Like so many sitcoms, Superstore exists in the uncanny valley of slick aesthetics and punchy banter that presents a more heightened version of real life, while Mare, in the prestige-drama mold, opts for a grimmer, greasier attention to detail. Superstore, which is chock full of product placements and edited for commercial breaks, suggests a disposability that Mare of Easttown, with its big-screen friendly visuals, does not; that might translate to audience demographics, or at least, what the executives in charge thought the audience demographics might be.

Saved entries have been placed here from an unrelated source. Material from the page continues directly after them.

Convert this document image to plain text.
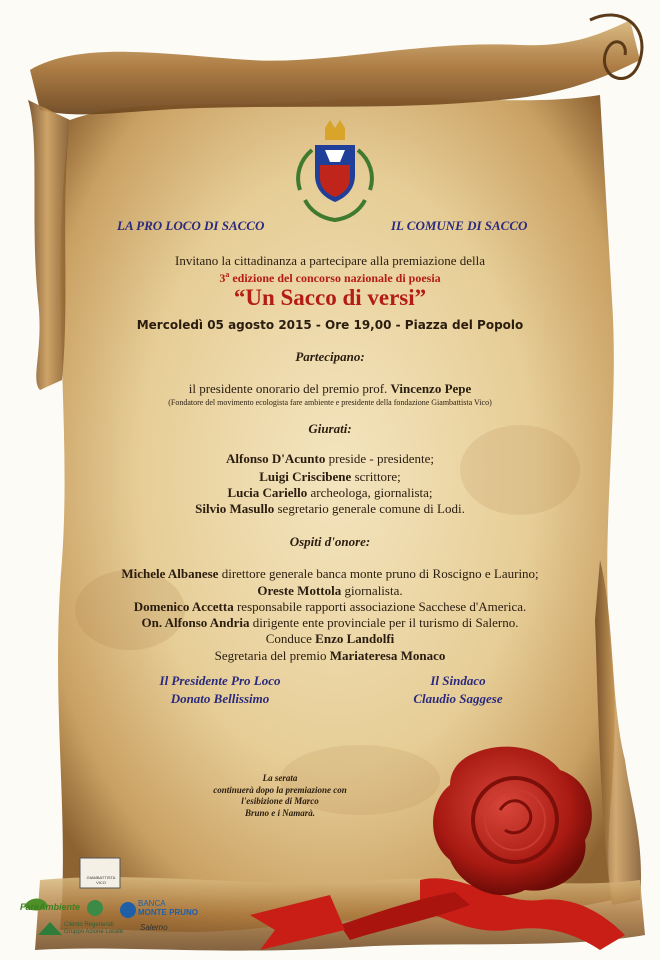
LA PRO LOCO DI SACCO	IL COMUNE DI SACCO
Invitano la cittadinanza a partecipare alla premiazione della
3$^a$ edizione del concorso nazionale di poesia
“Un Sacco di versi”
Mercoledì 05 agosto 2015 - Ore 19,00 - Piazza del Popolo
Partecipano:
il presidente onorario del premio prof. Vincenzo Pepe
(Fondatore del movimento ecologista fare ambiente e presidente della fondazione Giambattista Vico)
Giurati:
Alfonso D'Acunto preside - presidente;
Luigi Criscibene scrittore;
Lucia Cariello archeologa, giornalista;
Silvio Masullo segretario generale comune di Lodi.
Ospiti d'onore:
Michele Albanese direttore generale banca monte pruno di Roscigno e Laurino;
Oreste Mottola giornalista.
Domenico Accetta responsabile rapporti associazione Sacchese d'America.
On. Alfonso Andria dirigente ente provinciale per il turismo di Salerno.
Conduce Enzo Landolfi
Segretaria del premio Mariateresa Monaco
Il Presidente Pro Loco
Donato Bellissimo
Il Sindaco
Claudio Saggese
La serata
continuerà dopo la premiazione con
l'esibizione di Marco
Bruno e i Namarà.
GIAMBATTISTA VICO
FareAmbiente	BANCA
MONTE PRUNO
Cilento Regenerati
Gruppo Azione Locale Salerno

Superstore is like a reverse The Office (and no wonder: Superstore creator and showrunner Justin Spitzer worked on the older show). Where The Office employees were under the petty tyranny of an underqualified white man, in Superstore the sole competent person (America Ferrera, also a producer), a Latina, becomes the boss, and then eventually, a corporate executive. The paper business was in decline, but at Cloud 9, the problem is mostly that the corporation is too successful: In the series finale, the big box store is converted into an Amazon-style fulfillment center.

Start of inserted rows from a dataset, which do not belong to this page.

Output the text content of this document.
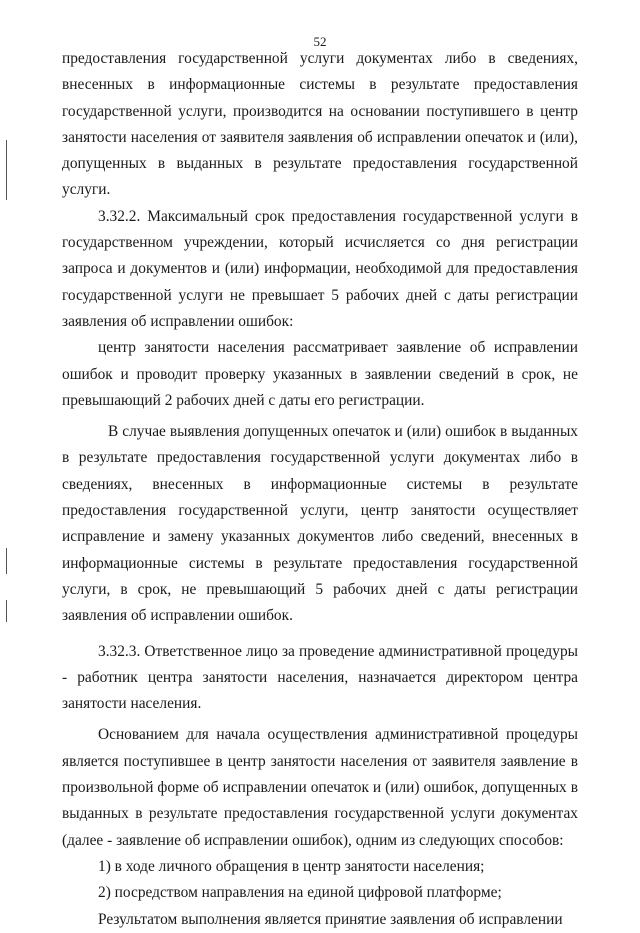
52

предоставления государственной услуги документах либо в сведениях, внесенных в информационные системы в результате предоставления государственной услуги, производится на основании поступившего в центр занятости населения от заявителя заявления об исправлении опечаток и (или), допущенных в выданных в результате предоставления государственной услуги.

3.32.2. Максимальный срок предоставления государственной услуги в государственном учреждении, который исчисляется со дня регистрации запроса и документов и (или) информации, необходимой для предоставления государственной услуги не превышает 5 рабочих дней с даты регистрации заявления об исправлении ошибок:

центр занятости населения рассматривает заявление об исправлении ошибок и проводит проверку указанных в заявлении сведений в срок, не превышающий 2 рабочих дней с даты его регистрации.

В случае выявления допущенных опечаток и (или) ошибок в выданных в результате предоставления государственной услуги документах либо в сведениях, внесенных в информационные системы в результате предоставления государственной услуги, центр занятости осуществляет исправление и замену указанных документов либо сведений, внесенных в информационные системы в результате предоставления государственной услуги, в срок, не превышающий 5 рабочих дней с даты регистрации заявления об исправлении ошибок.

3.32.3. Ответственное лицо за проведение административной процедуры - работник центра занятости населения, назначается директором центра занятости населения.

Основанием для начала осуществления административной процедуры является поступившее в центр занятости населения от заявителя заявление в произвольной форме об исправлении опечаток и (или) ошибок, допущенных в выданных в результате предоставления государственной услуги документах (далее - заявление об исправлении ошибок), одним из следующих способов:

1) в ходе личного обращения в центр занятости населения;

2) посредством направления на единой цифровой платформе;

Результатом выполнения является принятие заявления об исправлении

A sort of zany desperation undergirds the series. In between scenes with the characters, throwaway interstitials set the scene for the audience, frequently depicting terrible customer behavior—the unhelpful, selfish things people do to make everything slightly worse when they think no one is looking. A woman approaches an array of recycling bins and leaves her trash on the floor next to them. A man with a long line behind him pays his bill with loose change.  A guy with airpods shovels free samples into his mouth. A woman sticks her gum into a teacup; a man uses deodorant and then puts it back on the shelf. Everyone, rather shamelessly, uses the lipstick samples. Despite frequent mopping, human nature is inescapable here.

Throughout Superstore, the characters have a push-and-pull relationship with Cloud 9, where the vast majority of the show’s action—romantic liaisons, dramatic showdowns, and pratfall comedy—takes place. Their attention makes the fluorescent hellscape of cheap necessities a community hub and their home away from home. But their work is undervalued, their shifts are long, and the next paycheck never comes soon enough. They are at the nexus of community and corporation, and the corporation is winning. After the characters attempted and failed to unionize several times, the company closed the store on them, leaving the minimum-wage workers with no recourse except the slim fellowship they had built together. 

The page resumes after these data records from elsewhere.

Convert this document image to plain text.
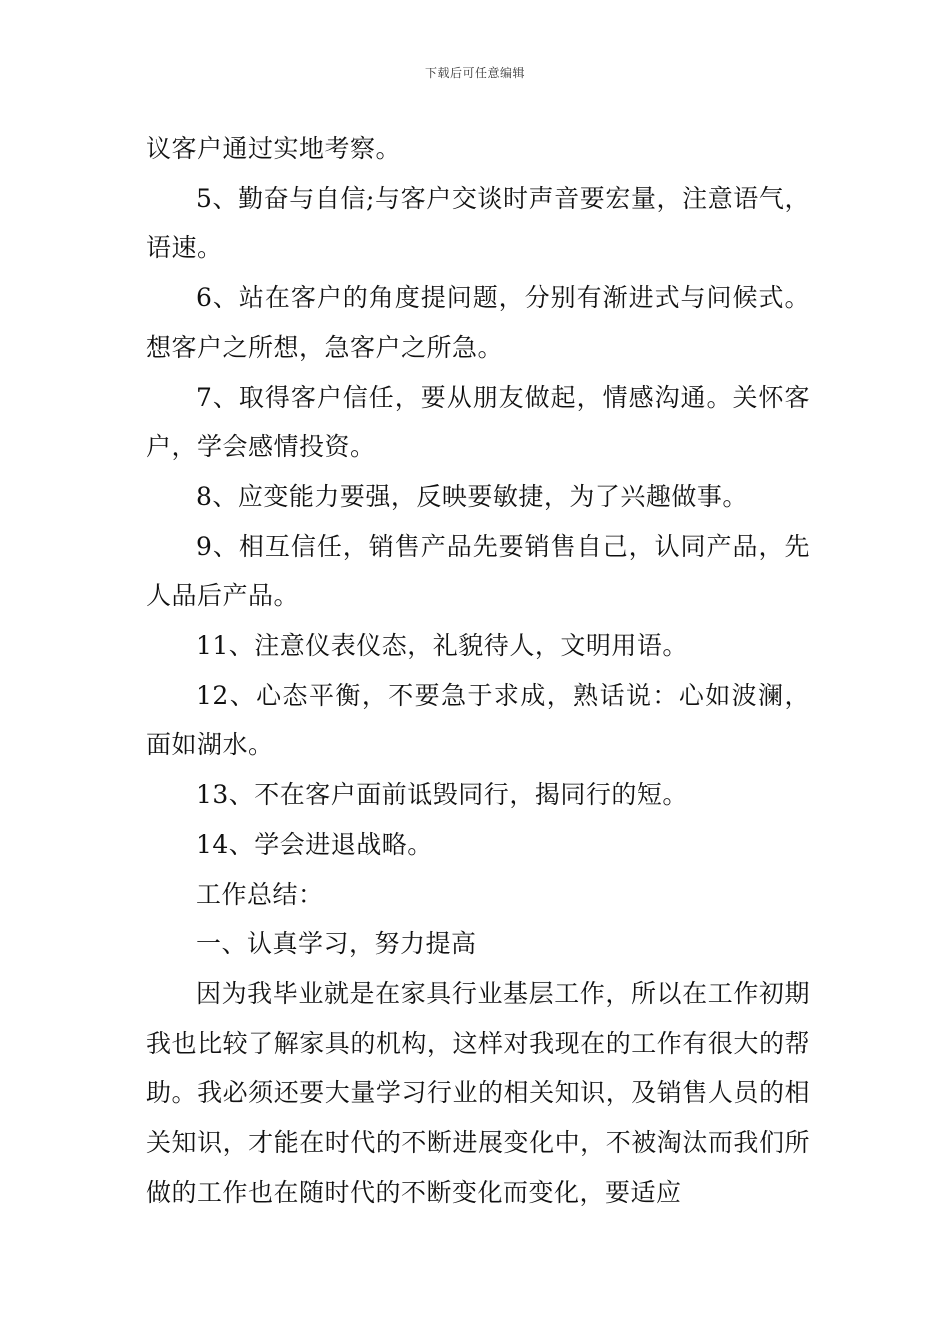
下载后可任意编辑

议客户通过实地考察。

5、勤奋与自信;与客户交谈时声音要宏量，注意语气，语速。

6、站在客户的角度提问题，分别有渐进式与问候式。想客户之所想，急客户之所急。

7、取得客户信任，要从朋友做起，情感沟通。关怀客户，学会感情投资。

8、应变能力要强，反映要敏捷，为了兴趣做事。

9、相互信任，销售产品先要销售自己，认同产品，先人品后产品。

11、注意仪表仪态，礼貌待人，文明用语。

12、心态平衡，不要急于求成，熟话说：心如波澜，面如湖水。

13、不在客户面前诋毁同行，揭同行的短。

14、学会进退战略。

工作总结：

一、认真学习，努力提高

因为我毕业就是在家具行业基层工作，所以在工作初期我也比较了解家具的机构，这样对我现在的工作有很大的帮助。我必须还要大量学习行业的相关知识，及销售人员的相关知识，才能在时代的不断进展变化中，不被淘汰而我们所做的工作也在随时代的不断变化而变化，要适应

There are triumphs in both Superstore and Mare of Easttown. But it is difficult to watch either show without feeling a sense of anxiety about the decline, perhaps even free fall, that the characters are facing—even when the mysteries are resolved, the stories are told, and the protagonists find their way to a happy ending. Obliquely both shows have the same comment: Whatever was supporting these people is slowly crumbling to dust.